Perşembe Mayıs 9, 2024

TKP-ML Ortadoğu Parti Komitesi:Faşizm Ve Siyonizm Kaybedecek, Filistin ve Rojava Kazanacak!

Ortadoğu ezilen halklarının ezeli düşmanları olan Faşist T.C. ve Siyonist İsrail devletlerinin halklara yönelik saldırıları ile ezilen Rojava ve Filistin halklarının direnişine şahit oluyoruz. Bu gerici güçler, tüm teknolojik üstünlük ve emperyalist devletlerden tam destek görmelerine rağmen, Filistin ve Rojava halklarının direncini, mücadele kararlılığını kıramıyorlar. Egemenlerin tüm saldırılarına rağmen belirleyici olan yine halkın öz direnişi ve kararlılığı oluyor. Filistin ve Kürdistan halkları; İsrail Siyonizmine, T.C. faşizmine, yerel molla ve gerici diktatör rejimlerine karşı yarım asırdır onurlu duruşundan taviz vermeden devam ediyor.

Kürdistan’da yürütülen mücadele Rojava devrim gerçekliği ile demokratik bir kazanım aşamasına evrilmiş; IŞİD gericiliğine, faşist ve soykırımcı TC’nin Ortadoğu’daki yayılmacı hamlelerine büyük darbe vurulmuştu. Rojava Devrimi’nin bu kazanımlarına tahammül edemeyen T.C. egemenleri, belli zaman aralıkları ile askeri, siyasi, ekonomik ve deyim yerindeyse her alanda saldırılarına devam ettiler. Bu saldırılar, HPG gerillalarının Ankara eyleminden sonra askeri alanda daha kapsamlı fiili saldırıya dönüştü.

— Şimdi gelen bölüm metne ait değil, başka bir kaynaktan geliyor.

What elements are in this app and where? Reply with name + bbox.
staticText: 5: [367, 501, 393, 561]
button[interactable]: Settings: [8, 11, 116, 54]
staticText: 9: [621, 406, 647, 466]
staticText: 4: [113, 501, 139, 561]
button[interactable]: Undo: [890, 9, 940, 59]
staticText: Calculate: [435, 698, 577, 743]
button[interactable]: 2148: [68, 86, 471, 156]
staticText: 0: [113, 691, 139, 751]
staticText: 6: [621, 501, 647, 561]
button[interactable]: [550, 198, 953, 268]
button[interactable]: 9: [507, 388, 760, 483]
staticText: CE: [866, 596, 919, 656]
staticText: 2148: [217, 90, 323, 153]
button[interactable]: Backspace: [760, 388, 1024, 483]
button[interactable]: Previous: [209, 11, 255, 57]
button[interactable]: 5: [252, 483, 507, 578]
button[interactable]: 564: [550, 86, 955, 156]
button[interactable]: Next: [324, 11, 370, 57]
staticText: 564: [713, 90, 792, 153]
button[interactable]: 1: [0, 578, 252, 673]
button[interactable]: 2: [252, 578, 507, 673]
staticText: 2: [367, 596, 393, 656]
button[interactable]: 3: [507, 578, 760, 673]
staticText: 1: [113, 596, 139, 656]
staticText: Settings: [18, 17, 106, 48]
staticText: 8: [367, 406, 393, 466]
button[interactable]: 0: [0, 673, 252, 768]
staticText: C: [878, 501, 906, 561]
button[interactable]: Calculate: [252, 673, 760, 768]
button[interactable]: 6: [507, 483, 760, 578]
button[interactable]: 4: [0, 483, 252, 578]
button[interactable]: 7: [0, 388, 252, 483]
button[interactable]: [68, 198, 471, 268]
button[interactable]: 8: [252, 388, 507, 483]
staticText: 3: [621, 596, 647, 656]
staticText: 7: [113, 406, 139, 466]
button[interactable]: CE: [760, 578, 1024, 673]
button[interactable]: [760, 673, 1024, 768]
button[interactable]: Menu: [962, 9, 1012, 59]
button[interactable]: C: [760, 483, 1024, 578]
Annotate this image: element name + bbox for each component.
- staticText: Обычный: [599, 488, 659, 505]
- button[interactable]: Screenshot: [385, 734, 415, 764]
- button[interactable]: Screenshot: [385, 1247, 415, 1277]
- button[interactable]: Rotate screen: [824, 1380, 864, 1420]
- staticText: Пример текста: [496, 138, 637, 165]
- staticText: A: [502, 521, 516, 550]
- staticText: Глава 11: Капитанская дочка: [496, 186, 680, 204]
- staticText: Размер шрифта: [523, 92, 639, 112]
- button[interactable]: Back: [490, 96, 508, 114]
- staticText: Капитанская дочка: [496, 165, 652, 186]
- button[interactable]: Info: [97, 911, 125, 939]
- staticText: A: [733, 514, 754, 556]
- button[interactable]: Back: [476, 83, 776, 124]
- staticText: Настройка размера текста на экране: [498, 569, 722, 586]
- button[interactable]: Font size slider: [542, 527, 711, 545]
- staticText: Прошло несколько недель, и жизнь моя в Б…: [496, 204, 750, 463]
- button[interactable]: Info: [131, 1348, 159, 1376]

Kendi kalbinden vurulmuş olmanın acizliği ile saldırganlaşan Erdoğan ve şurekası, azılı faşist Hakan Fidan’ın ağzından her türlü savaş suçunu işleyerek, Rojava halkının kazanımlarına saldıracağını dillendirdi.

5 Ekim’den bu yana Kuzey ve Doğu Suriye Özerk Yönetim alanında bulunan hastaneler, elektrik üretim santralleri, su istasyonları, sivil halkın evleri/köyleri, petrol ve benzin istasyonları, silolar ve birçok üretim alanı vuruldu. Rojava bu saldırılara karşı direnişini sürdürmeye devam ediyor. Şu ana kadar 110 bölge hava saldırılarına maruz kaldı ve saldırılar hala devam ediyor. T.C. bu saldırılarla ekonomik olarak tahribat yaratmak ve gerici unsurları kışkırtmak suretiyle Rojava devrim kazanımlarını yıpratma amacındadır.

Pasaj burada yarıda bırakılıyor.